Ou alors il faut avoir été franchement malheureux pour être heureux à si peu de frais. C'est qu'il y a un prix au bonheur au cas où cela t'échapperait. On ne se ramène pas en société la gueule enfarinée pour dire comme tu dis: j'ai été bêtement heureux. Ce serait vrai qu'encore il faudrait le taire. T'as goûté à des moments de vie que tu dis maintenant, elle est bien bonne celle là.

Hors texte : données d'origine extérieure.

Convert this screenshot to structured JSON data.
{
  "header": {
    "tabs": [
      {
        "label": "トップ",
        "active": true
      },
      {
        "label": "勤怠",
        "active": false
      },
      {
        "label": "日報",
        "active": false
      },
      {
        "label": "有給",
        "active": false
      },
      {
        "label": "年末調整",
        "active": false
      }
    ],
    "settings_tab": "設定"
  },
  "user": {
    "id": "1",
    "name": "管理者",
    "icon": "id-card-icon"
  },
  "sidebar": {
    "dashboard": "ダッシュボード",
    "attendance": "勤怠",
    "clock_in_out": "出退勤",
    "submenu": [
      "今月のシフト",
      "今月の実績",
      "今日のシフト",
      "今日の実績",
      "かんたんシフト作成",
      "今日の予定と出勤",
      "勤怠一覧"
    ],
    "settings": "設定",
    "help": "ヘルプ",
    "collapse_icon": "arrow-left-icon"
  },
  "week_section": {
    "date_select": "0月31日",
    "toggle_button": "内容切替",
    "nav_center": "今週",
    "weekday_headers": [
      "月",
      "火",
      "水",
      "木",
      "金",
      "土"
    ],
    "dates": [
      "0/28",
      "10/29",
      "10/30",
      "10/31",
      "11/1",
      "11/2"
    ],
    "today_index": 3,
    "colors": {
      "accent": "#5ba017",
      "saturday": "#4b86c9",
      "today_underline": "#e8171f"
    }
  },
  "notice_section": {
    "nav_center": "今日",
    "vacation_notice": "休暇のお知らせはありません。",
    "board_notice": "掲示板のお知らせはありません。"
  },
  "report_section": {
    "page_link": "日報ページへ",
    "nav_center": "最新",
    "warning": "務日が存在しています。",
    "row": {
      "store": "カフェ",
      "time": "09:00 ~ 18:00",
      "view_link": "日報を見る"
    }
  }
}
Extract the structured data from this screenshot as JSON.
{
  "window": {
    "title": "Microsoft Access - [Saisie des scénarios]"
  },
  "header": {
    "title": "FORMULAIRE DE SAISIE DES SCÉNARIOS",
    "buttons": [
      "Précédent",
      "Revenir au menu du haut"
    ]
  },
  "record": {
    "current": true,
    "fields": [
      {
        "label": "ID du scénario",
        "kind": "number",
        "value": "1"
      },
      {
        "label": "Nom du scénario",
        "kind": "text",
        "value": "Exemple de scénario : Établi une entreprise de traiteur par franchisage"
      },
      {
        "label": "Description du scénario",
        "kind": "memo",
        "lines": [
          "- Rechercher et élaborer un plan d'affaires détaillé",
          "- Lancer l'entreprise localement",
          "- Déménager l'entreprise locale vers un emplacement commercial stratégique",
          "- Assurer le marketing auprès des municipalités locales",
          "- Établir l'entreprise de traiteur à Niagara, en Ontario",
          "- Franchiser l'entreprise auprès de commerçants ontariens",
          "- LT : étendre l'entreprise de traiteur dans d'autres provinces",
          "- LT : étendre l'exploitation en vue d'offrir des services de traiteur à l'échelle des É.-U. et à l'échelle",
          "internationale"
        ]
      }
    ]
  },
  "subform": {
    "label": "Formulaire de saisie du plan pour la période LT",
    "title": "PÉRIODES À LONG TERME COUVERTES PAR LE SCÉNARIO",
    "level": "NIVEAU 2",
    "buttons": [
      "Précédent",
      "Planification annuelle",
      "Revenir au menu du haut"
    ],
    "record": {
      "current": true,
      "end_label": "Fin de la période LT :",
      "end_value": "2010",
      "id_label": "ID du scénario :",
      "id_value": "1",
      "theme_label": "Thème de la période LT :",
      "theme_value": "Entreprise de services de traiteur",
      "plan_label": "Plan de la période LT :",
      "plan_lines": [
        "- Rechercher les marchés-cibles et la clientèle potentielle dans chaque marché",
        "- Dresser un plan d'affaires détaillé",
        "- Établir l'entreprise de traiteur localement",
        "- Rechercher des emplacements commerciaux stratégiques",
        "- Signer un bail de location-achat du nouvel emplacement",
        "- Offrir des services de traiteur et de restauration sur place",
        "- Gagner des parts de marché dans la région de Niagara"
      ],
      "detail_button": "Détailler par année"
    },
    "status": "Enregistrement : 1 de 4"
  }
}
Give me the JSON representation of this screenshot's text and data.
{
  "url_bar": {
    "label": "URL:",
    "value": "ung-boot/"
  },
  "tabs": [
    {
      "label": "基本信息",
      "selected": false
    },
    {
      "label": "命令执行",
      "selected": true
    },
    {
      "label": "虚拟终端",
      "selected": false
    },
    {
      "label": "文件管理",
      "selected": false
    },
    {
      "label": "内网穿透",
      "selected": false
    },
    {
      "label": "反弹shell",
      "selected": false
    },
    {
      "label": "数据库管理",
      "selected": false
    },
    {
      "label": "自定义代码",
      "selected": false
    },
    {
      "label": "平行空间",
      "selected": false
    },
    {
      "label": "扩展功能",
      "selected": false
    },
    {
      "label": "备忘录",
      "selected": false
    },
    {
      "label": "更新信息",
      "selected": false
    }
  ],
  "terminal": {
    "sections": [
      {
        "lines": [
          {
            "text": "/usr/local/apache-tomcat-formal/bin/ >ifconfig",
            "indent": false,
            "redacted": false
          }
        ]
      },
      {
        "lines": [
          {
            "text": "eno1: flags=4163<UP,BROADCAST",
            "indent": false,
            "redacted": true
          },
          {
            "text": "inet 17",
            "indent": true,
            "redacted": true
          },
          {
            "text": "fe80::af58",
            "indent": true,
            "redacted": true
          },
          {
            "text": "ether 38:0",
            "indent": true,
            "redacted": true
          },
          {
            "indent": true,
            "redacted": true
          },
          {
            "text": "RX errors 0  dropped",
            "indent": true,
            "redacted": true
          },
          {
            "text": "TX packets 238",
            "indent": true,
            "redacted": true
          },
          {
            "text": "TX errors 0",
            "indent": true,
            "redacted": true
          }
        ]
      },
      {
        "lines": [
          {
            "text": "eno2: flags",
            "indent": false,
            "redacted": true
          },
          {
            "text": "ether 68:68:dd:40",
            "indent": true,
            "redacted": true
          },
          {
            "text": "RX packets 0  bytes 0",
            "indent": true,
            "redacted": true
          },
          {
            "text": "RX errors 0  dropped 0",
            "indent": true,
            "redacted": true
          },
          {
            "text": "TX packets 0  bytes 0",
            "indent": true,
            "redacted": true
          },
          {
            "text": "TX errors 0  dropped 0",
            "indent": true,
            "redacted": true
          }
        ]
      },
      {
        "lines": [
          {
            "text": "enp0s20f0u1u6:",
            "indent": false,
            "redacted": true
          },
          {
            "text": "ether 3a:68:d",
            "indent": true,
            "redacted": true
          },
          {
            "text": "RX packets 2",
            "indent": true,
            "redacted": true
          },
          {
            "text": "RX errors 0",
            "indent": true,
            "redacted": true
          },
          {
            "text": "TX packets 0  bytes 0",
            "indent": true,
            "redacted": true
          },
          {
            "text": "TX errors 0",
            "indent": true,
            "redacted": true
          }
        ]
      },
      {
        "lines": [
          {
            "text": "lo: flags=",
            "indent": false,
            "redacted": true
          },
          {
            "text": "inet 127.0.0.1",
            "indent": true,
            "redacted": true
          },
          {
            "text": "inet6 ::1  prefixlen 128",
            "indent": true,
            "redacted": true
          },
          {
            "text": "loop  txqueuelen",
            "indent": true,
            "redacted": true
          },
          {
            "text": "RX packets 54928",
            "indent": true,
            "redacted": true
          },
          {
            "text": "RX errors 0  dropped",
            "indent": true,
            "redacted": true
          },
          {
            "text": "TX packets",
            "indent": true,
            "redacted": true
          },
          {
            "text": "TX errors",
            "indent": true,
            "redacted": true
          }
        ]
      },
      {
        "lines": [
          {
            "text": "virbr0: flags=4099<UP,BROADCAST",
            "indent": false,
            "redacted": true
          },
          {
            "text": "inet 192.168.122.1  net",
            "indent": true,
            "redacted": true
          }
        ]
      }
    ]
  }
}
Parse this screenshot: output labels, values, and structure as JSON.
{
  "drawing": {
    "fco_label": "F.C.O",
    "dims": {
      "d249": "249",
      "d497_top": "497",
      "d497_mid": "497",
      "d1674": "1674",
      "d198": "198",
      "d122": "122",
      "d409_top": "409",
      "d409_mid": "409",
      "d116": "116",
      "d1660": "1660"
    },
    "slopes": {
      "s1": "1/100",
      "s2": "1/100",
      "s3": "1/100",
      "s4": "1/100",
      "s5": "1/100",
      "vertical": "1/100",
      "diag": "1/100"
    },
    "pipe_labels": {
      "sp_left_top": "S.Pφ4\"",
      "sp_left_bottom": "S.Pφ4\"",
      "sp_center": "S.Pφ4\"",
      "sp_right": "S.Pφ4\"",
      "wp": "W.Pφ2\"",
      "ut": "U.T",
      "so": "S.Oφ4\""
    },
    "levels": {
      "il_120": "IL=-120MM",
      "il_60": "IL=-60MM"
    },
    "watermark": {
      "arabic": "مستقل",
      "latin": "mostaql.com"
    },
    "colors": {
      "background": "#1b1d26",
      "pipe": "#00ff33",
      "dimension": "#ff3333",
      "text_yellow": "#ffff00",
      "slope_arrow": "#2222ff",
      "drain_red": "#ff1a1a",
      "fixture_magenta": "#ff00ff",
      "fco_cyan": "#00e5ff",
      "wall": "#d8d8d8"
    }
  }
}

Mais je t'ai vu en société et t'es pas à ton aise, c'est donc pas à des moments de vie en société que t'as goûté? Et ce serait même pour ça que tu dirais que t'as été bêtement heureux. Oui, tout seul, dans ton coin, comme un grand nigaud que tu es que t'as été bêtement heureux. J'imagine alors que tu marchais et que tu pensais plus à rien parce que la pensée est malheureuse qu'on dit.
C'est pourquoi toi tu dis que le bonheur c'est un sentiment pas une pensée et qu'il t'a envahi comme ça pour rien ou pour tout ce que tu ne faisais pas ou que tu t'étais arrêté de faire: travailler, étudier, penser, et tu voudrais que je te crois qu'il vient le bonheur quand on fait rien pour qu'il vienne, qu'on y pense même pas. Mais de quel bonheur que tu me parles? A ton bonheur tout seul je préfère encore le bonheur à deux.
Ah c'est vrai que c'est un début de société et que tu dis qu'on ne saurait plus être heureux qu'en société, que c'est ce bonheur là qu'on nous ferait payer cher: le même pour tous convoité de tous et que ton bonheur à toi il serait bien personnel et qu'il n'aurait rien à voir avec la société mais avec la vie et par conséquent comme elle serait gratuit.
J'ai entendu beaucoup de conneries dans ma vie mais comme celle là jamais. C'est que monsieur pense détenir la clé du bonheur et qu'elle ne serait pas de ce monde ni de l'autre mais de celui de monsieur, mais quel est le monde de monsieur si ce n'est le monde de personne? Mais c'est que monsieur ne répond pas, que monsieur ne sait pas pourquoi il est heureux, c'est vrai qu'il est bêtement heureux.
Il faut donc savoir que monsieur est bêtement heureux et qu'on ne peut l'être autrement toujours selon monsieur, que ça vous tomberait dessus comme la grâce, où qu'il faudrait être en état de grâce pour l'être heureux, faire omission de la société et de tout ce qu'exige de nous la société pour être heureux, se réclamer de la vie plus que de la société, goûter à la vie plus qu'à la société. Il faut donc s'imaginer monsieur heureux comme il faut s'imaginer Sisyphe heureux (le boulet c'est la société).